Entertainment

Bob Odenkirk hated Chris Farley’s ‘Chippendale’ sketch, knew pal would die young

Bob Odenkirk recalls how, many nights, he would watch his comedian pal Chris Farley “stumble off into the night after killing it onstage and my mind would write ‘Taken from us too soon!’ and all that.”

It’s just part of the heartbreaking picture of the late “Saturday Night Live” star that Odenkirk paints in his new memoir, “Comedy Comedy Comedy Drama” (Random House).

The two met in the late 1980s while performing at the famed Second City Chicago comedy club. Odenkirk sadly admits that it was clear Farley would die young — and that there was an “inevitability” about watching his friend’s career soar and knowing that it would ultimately crash and burn. (Farley would die in 1997 of a drug overdose.)

In the book, the “Better Call Saul” star remembers a particularly poignant moment with the “Tommy Boy” actor after both attended a memorial service for a deceased Second City alumna at the improv group’s theater. Odenkirk was there with his then-girlfriend Claire, and Farley, who had snuck in two bottles of wine, got drunk and began “tossing furniture through the air.”

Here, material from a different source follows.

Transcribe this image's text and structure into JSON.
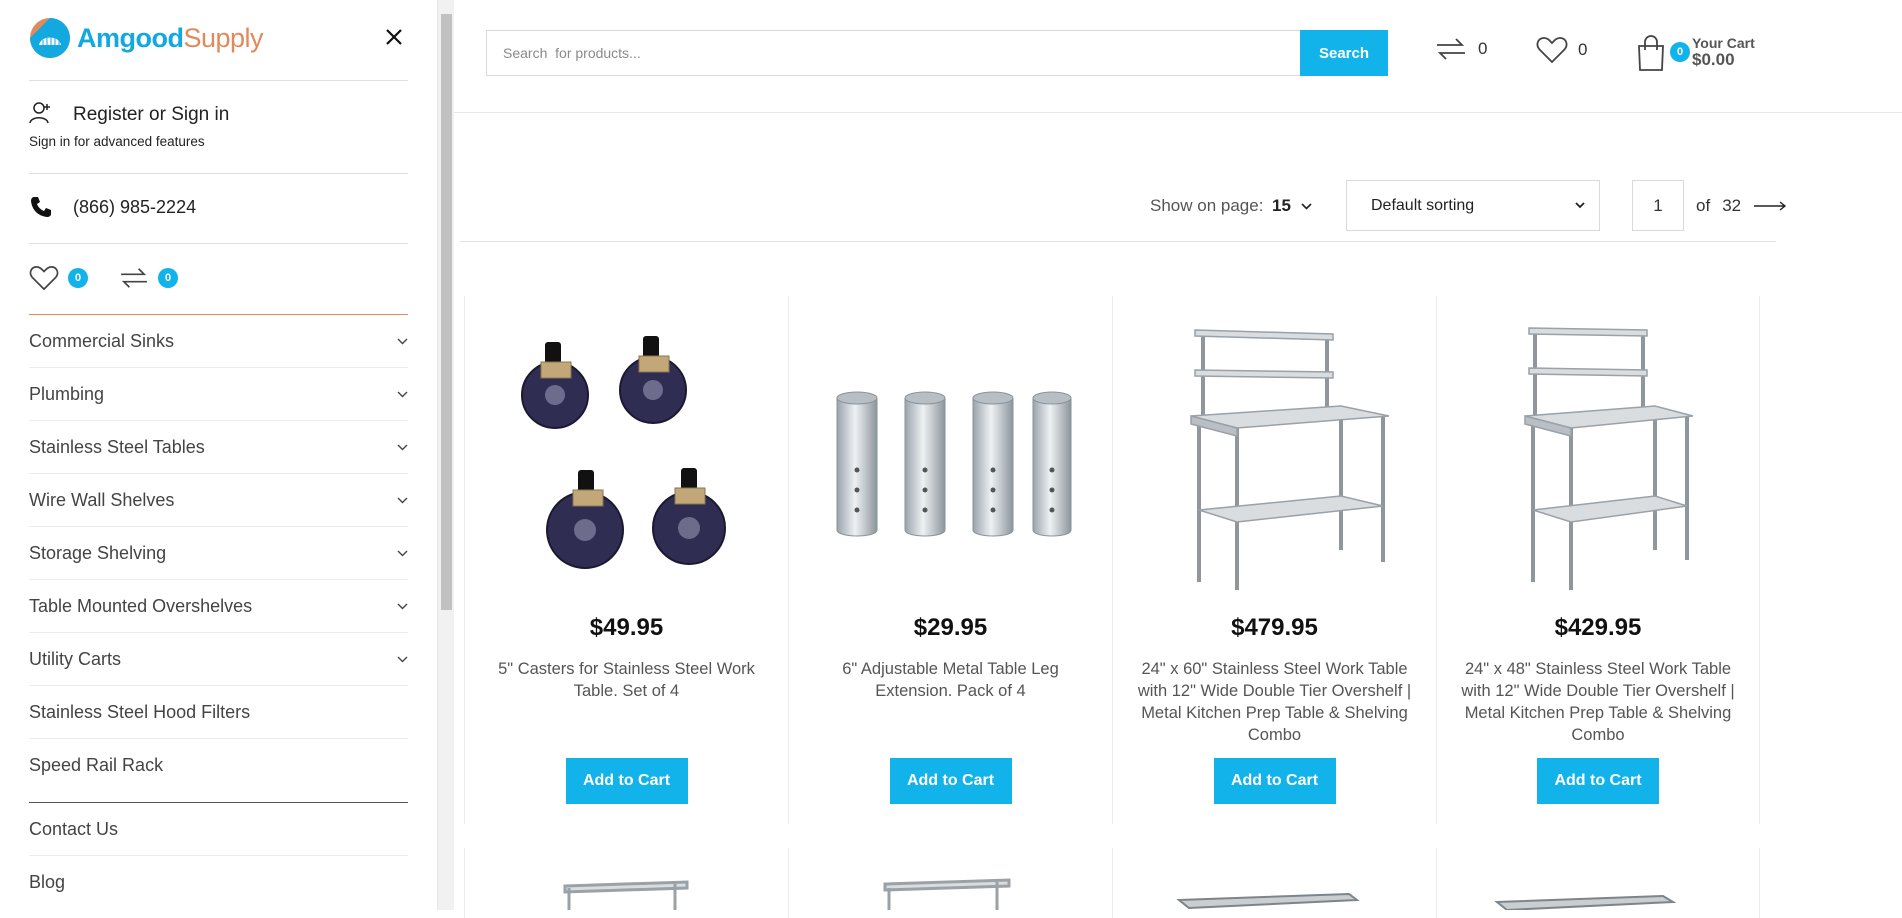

Odenkirk writes that the last time he saw Farley, the comedian was in bad shape and surrounded by enablers. Getty Images

Odenkirk offered to walk the inebriated Farley home; when they got there, Farley proceeded to overturn the furniture in his own apartment. He was so loud that Odenkirk’s girlfriend, who was waiting outside, considered calling the police.

The actor writes that he just kept talking to Farley in the hopes of defusing the chaotic situation. Farley suddenly stopped and became emotional.

Odenkirk (right) recalls that the last time he saw Farley was after he’d performed with David Cross (left) in Aspen, Colo. HBO

“‘Odie … do you think Belushi’s in heaven?” Farley asked of John Belushi, the “SNL” star who had died in 1982. “I was stumped … ‘I don’t know, Chris. I guess so.’ I tried to reassure him: ‘Yeah. I mean, probably. Now, put down the recliner.’”

The 59-year-old actor writes that Farley may actually have enjoyed “fulfilling the hackneyed arc” of a comedian whose life is cut short by too many drugs — just like his comedy idol Belushi.

Odenkirk wrote one of Farley’s most famous “Saturday Night Live” sketches and characters, Matt Foley — the motivational speaker who lived “in a van down by the river.” NBC

Odenkirk and Farley went on to work together at “SNL,” where the former wrote one of Farley’s most famous sketches and characters — clumsy motivational speaker Matt Foley, who was always issuing warnings to teens that they could end up like himself: “35 years old, eating a steady diet of government cheese, thrice-divorced, and living in a van down by the river!”

But Odenkirk hated the sketch that made Farley a star in his first season — the “Chippendale’s Audition” with Patrick Swayze, in which the audience shrieked with laughter while an overweight Farley writhed on stage.

Bob Odenkirk met Farley in the late 1980s while they were both performing at the famed Second City Chicago comedy club. Getty Images

“I know it confirmed Chris’s worst instincts about being funny, which was how he proved his worth — that getting laughed at was as good as getting a laugh,” Odenkirk writes. “F–k that sketch.”

The last time he saw Farley was in Aspen, Colo., in 1997 and he writes that it was clear to him that the troubled performer’s days were winding down.

“He was in a limo parked in an alley in Aspen, Colorado, with a neon sign on the hood that was flashing LAST CHANCE TO SAY GOODBYE,” Odenkirk writes, explaining that “Chris was in Aspen to do cocaine” and attend an “SNL” anniversary party.

After performing with his comedy partner David Cross, Odenkirk was told that Farley wanted him to come by the limo to say hello.

Odenkirk writes that he encountered “a bad scene inside” the car. Crammed into the limo were four strangers, including one “skeevy guy who’d offered Cross cocaine a few hours earlier.”

“Chris looked like a big zit, about to pop. Red, bloated, stubble-faced and sweating profusely. We chatted, and the whole time I’m thinking, ‘Goodbye, my friend,'” he writes.

The “Breaking Bad” star toyed with the idea of urging Farley to “kick these sh–ty people out of your limo and get to rehab tonight!” but knew, he writes, that Farley had heard it many times before. “I watched the limo pull away, and a few weeks later we all had a funeral. What a dumb story. S–t.”

Farley died Dec. 18, 1997, at the age of 33 — the same as Belushi. Also like his idol, an autopsy revealed that he had died of an overdose of cocaine and morphine, commonly known as a “speedball.”